Summary

Sequenziamento dell'RNA a singola cellula e analisi delle isole pancreatiche umane

Published: July 18, 2019
doi:

Summary

Qui, presentiamo un protocollo per generare dati trascrittomi su larga scala di alta qualità e su larga scala di singole cellule da isole pancreatiche umane isolate utilizzando una tecnologia di sequenziamento di RNA microfluidico a celle a goccia.

Abstract

Le isole pancreatiche comprendono cellule endocrine con modelli distintivi di espressione ormonale. Le cellule endocrine mostrano differenze funzionali in risposta a condizioni normali e patologiche. L’obiettivo di questo protocollo è quello di generare dati transcriptome di alta qualità e su larga scala di ogni tipo di cellula endocrina con l’uso di una tecnologia di sequenziamento di RNA microfluidico a celle singola basata su goccia. Tali dati possono essere utilizzati per costruire il profilo di espressione genica di ogni tipo di cellula endocrina in condizioni normali o specifiche. Il processo richiede un’attenta maneggevolezza, una misurazione accurata e un rigoroso controllo di qualità. In questo protocollo vengono descritti i passaggi dettagliati per la dissociazione, il sequenziamento e l’analisi dei dati delle isole pancreatiche umane. I risultati rappresentativi di circa 20.000 cellule di isolotto umano dimostrano il successo dell’applicazione del protocollo.

Introduction

Le isole pancreatiche rilasciano ormoni endocrini per regolare i livelli di glucosio nel sangue. Cinque tipi di cellule endocrine, che differiscono dal punto di vista funzionale e morfologico, sono coinvolte in questo ruolo essenziale: le cellule z-cellule producono glucagone, insulina a cellule z, somatostatina -cellule del PP, polipeptide pancreatica delle cellule PP e ghrelina di cellule sè1. La profilazione dell’espressione genica è un approccio utile per caratterizzare le cellule endocrine in condizioni normali o specifiche. Storicamente, la profilazione dell’espressione genica dell’intero islet è stata generata utilizzando il sequenziamento dell’RNA di microarray e di nuova generazione2,3,4,5,6,7 , 8. Sebbene l’intero trascrittoma dell’isolotto sia informativo per identificare le trascrizioni specifiche dell’organo e i geni candidati alla malattia, non riesce a scoprire l’eterogeneità molecolare di ogni tipo di cellula issolata. La tecnica della microdissection laser di cattura (LCM) èstata applicata per ottenere direttamente tipi di cellule specifici dalle isole 9,10,11,12 ma non è al di sotto della purezza della cellula mirata popolazione. Per superare queste limitazioni, lo smistamento delle cellule attivato dalla fluorescenza (FACS) è stato utilizzato per selezionare specifiche popolazioni di cellule endocrine, come le cellule di z e z13,14,15,16 , 17 mi lato , 18.Inoltre, Dorrell et al. ha utilizzato un approccio di selezione FACS basato su anticorpi per classificare le cellule z in quattro sottopopolazioni19. Le cellule di isolotto in ordine FACS possono anche essere placcate per il sequenziamento dell’RNA di singole cellule; tuttavia, i metodi a piastre devono affrontare sfide di scalabilità20,21,22.

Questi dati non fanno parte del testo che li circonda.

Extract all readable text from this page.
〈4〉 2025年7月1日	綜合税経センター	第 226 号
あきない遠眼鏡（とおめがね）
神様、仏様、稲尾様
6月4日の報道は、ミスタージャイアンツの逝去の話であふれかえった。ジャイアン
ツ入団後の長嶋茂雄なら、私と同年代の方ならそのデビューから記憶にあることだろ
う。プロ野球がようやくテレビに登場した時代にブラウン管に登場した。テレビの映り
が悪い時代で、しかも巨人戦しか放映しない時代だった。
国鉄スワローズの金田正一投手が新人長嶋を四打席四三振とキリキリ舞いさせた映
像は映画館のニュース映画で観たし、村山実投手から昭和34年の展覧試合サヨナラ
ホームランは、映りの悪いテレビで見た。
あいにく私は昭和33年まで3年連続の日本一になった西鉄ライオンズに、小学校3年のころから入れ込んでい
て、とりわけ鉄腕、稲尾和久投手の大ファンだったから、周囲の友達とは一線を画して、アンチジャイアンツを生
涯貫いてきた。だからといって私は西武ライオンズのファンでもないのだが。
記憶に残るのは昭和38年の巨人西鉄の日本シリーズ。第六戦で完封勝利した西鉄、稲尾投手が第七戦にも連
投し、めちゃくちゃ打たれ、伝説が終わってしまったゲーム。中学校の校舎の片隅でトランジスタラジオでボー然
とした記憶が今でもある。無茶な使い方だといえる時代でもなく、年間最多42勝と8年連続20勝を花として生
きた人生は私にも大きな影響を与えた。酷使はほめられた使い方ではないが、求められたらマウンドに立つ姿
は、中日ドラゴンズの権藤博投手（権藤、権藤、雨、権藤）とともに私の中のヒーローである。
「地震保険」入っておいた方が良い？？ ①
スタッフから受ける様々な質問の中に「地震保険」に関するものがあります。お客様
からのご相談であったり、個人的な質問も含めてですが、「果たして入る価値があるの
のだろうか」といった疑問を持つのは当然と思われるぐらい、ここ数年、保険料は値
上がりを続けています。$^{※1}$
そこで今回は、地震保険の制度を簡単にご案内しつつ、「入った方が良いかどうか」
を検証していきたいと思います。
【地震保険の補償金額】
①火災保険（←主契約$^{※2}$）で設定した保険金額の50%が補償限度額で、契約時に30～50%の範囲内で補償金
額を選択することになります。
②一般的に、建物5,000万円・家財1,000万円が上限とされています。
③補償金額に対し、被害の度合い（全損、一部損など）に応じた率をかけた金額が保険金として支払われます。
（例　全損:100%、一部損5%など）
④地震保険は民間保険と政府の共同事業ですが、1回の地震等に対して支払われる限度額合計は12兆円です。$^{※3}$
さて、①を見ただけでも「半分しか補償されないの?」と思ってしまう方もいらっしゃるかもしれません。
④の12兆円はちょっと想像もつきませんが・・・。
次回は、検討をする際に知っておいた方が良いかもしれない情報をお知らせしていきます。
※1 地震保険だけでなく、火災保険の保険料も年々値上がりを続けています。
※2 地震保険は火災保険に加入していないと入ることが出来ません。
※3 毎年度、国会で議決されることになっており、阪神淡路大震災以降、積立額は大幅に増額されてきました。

Per generare dati trascrittoma di alta qualità e su larga scala di ogni tipo di cellula endocrina, abbiamo applicato la tecnologia microfluidica alle cellule delle istome umane. La piattaforma microfluidica genera dati trascrittomi da un gran numero di singole cellule in modo ad alta velocità effettiva, alta qualità e scalabile23,24,25,26,27. Oltre a rivelare le caratteristiche molecolari di un tipo di cellula catturate in una grande quantità, la piattaforma microfluidica altamente scalabile consente l’identificazione di tipi di cellule rare quando vengono fornite abbastanza cellule. Quindi, l’applicazione della piattaforma alle isole pancreatiche umane ha permesso la profilazione di cellule sseriforanti, un raro tipo di cellula endocrina con funzione poco conosciuta a causa della sua scarsità28. Negli ultimi anni, diversi studi sono stati pubblicati da noi e altri riportano dati trascrittomi su larga scala di isole umane utilizzando la tecnologia29,30,31,32, 33. I dati sono disponibili al pubblico e risorse utili per la comunità delle isolotto per studiare l’eterogeneità delle cellule endocrine e le sue implicazioni nelle malattie.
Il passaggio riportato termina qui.